Solve quadratic with unknown constant in question

Question

The quadratic equation $2x^2-px-4=0$ where $p$ is a positive constant, has 2 solutions that differ by 6. What is the value of $p$?

I attempted to factorise to get (2x-2)(x+2)=0 and (2x-4)(x+1)=0 but the solutions don’t differ correctly.

Answer 1

Using the quadratic formula this is really easy to solve.
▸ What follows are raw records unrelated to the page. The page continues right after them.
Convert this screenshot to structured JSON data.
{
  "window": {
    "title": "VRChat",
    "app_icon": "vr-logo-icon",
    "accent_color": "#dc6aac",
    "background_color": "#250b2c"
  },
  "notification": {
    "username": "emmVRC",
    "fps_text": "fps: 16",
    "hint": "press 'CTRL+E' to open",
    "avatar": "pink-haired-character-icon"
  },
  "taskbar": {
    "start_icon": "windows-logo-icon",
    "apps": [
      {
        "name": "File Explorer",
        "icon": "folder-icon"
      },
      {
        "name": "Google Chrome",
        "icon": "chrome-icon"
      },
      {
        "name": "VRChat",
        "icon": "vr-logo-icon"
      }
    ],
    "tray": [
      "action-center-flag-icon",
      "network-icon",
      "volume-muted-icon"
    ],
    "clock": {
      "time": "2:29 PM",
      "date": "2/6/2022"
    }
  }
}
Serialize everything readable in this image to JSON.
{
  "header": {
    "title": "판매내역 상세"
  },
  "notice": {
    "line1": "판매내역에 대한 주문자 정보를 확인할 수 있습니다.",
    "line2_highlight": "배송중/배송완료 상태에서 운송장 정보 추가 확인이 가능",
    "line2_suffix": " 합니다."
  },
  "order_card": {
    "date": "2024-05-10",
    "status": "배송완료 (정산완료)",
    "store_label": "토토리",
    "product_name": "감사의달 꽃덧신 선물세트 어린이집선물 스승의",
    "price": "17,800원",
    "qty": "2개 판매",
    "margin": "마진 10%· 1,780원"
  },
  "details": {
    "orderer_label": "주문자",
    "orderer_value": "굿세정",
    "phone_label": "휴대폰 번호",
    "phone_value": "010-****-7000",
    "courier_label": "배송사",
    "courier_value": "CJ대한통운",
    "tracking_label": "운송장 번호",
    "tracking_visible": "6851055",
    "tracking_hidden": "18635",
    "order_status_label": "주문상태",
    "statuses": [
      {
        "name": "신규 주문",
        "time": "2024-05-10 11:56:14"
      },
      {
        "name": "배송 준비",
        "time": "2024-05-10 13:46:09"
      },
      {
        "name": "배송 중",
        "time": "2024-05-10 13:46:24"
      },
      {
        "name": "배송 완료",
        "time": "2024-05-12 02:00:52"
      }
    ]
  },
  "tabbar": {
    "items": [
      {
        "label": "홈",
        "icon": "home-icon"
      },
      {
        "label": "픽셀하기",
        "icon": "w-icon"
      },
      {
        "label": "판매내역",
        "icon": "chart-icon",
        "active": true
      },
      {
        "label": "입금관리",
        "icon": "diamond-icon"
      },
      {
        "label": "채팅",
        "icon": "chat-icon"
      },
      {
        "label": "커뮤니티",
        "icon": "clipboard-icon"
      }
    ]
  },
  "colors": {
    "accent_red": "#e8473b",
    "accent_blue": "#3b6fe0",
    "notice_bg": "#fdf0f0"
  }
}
We know that one solution will be $\frac{p + \sqrt{p^2+32}}{4}$ and the other one will be $\frac{p - \sqrt{p^2+32}}{4}$. We know the first one is going to be bigger than the second one because it adds the discriminant instead of subtracting it. Using this information and the fact that the difference between the solutions must be $6$, we can get the following equation:

$$ \frac{p + \sqrt{p^2+32}}{4} - \frac{p - \sqrt{p^2+32}}{4} = 6 $$

All that's left to do is solve for $p$:

$\frac{p + \sqrt{p^2+32}}{4} - \frac{p - \sqrt{p^2+32}}{4} = 6 \\ p + \sqrt{p^2+32} - p + \sqrt{p^2+32} = 24 \\ \sqrt{p^2+32} + \sqrt{p^2+32} = 24 \\ 2\sqrt{p^2+32} = 24 \\ \sqrt{p^2+32} = 12 \\ p^2 + 32 = 144 \\ p^2 = 112 \\ p = \pm 4 \sqrt{7}$

We can test for any extraneous solutions, but after plugging both values into the original quadratic and seeing that they both work, we can conclude that:

$$ \boxed{p= \pm 4\sqrt{7}} $$